Nous trouvons le même contraste dans la prophétie de Joël, soulignée par Pierre le jour de la Pentecôte : « Il adviendra dans les derniers jours, »   dit Dieu, « que je répandrai mon Esprit sur toute chair… fils, filles, jeunes hommes…vieillards, serviteurs mâles et femelles … ». Chaque individu de toute couche de la société, y compris jusqu’à la servante illettrée est en mesure d’avoir une expérience et une révélation directe, personnelle avec Dieu. La dépendance à de grands leaders ou enseignants est terminée.

La plupart des chefs religieux ont une attitude qui est plus proche, dans l’esprit, des paroles de Moïse : « après ma mort, vous vous corromprez … » que de celles de Jésus : « Il est bon pour vous que je m’en aille ». Ils veulent se sentir indispensables. A moins qu’ils ne se sentent authentiquement concernés par le bien-être de leurs ouailles, bien qu’ils manquent d’une réelle compréhension de ce qu’est la nouvelle alliance, et la foi dans la puissante protection du Saint Esprit. Au pire, ils perdront leur position, leurs revenus et leur sécurité si personne ne dépend d’eux.

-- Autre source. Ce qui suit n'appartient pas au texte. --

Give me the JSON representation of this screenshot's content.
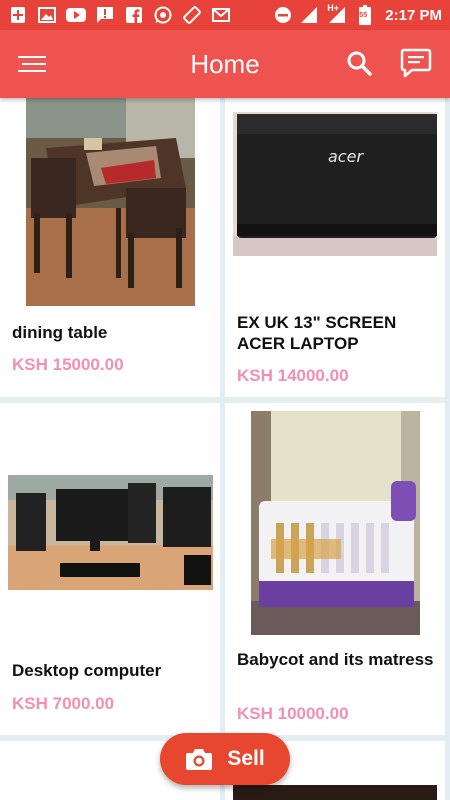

Quel est alors le rôle des enseignants dans la Nouvelle Alliance ? Nous trouvons la réponse à cette question dans Ephésiens 4 :11-16. Ce passage catégorise les enseignants en 5 ministères ou services qui sont donnés par le Christ monté aux Cieux à son église – apôtres, prophètes, pasteurs, enseignants et évangélistes. Paul dit que le but de ces ministères est de protéger les nouveaux croyants contre la déception et d’amener le corps de Christ à maturité.

La plupart des nouveaux croyants sont incapables de franchir les étapes mentionnées dans la nouvelle alliance. Beaucoup, à cette époque (comme de nos jours) étaient des païens qui n’avaient même jamais entendu parler de l’ancienne alliance. Ils avaient à se soumettre à la loi que Paul décrivit comme un tuteur pour nous diriger vers Christ. Il souligna ceci par les mots : « Or, aussi longtemps que l’héritier est enfant, je dis qu’il ne diffère en rien d’un esclave, quoiqu’il soit le maître de tout; mais il est sous des tuteurs et des administrateurs jusqu’au temps marqué par le père. » (Galates 4 :1,2).

Le nouveau croyant peut aussi très facilement se laisser aller à la déception. Nous vivons dans le temps où Jésus prédit qu’il y aurait beaucoup de faux prophètes. Le jeune croyant (et beaucoup d’autres qui devraient avoir plus de discernement) a souvent beaucoup de difficultés à démasquer le loup sous l’apparence de l’agneau. Ses sens ne sont pas habitués à discerner. Si nous disposions des 5 ministères des Saintes Ecritures oeuvrant de manière sensée parmi nous, les fauteurs de trouble ne trouveraient pas leur tâche si aisée. C’est la carence de ces ministères authentiques qui amènent tant de chrétiens à rester à un âge spirituel infantile qui les rend une proie facile pour les faux et fallacieux enseignants.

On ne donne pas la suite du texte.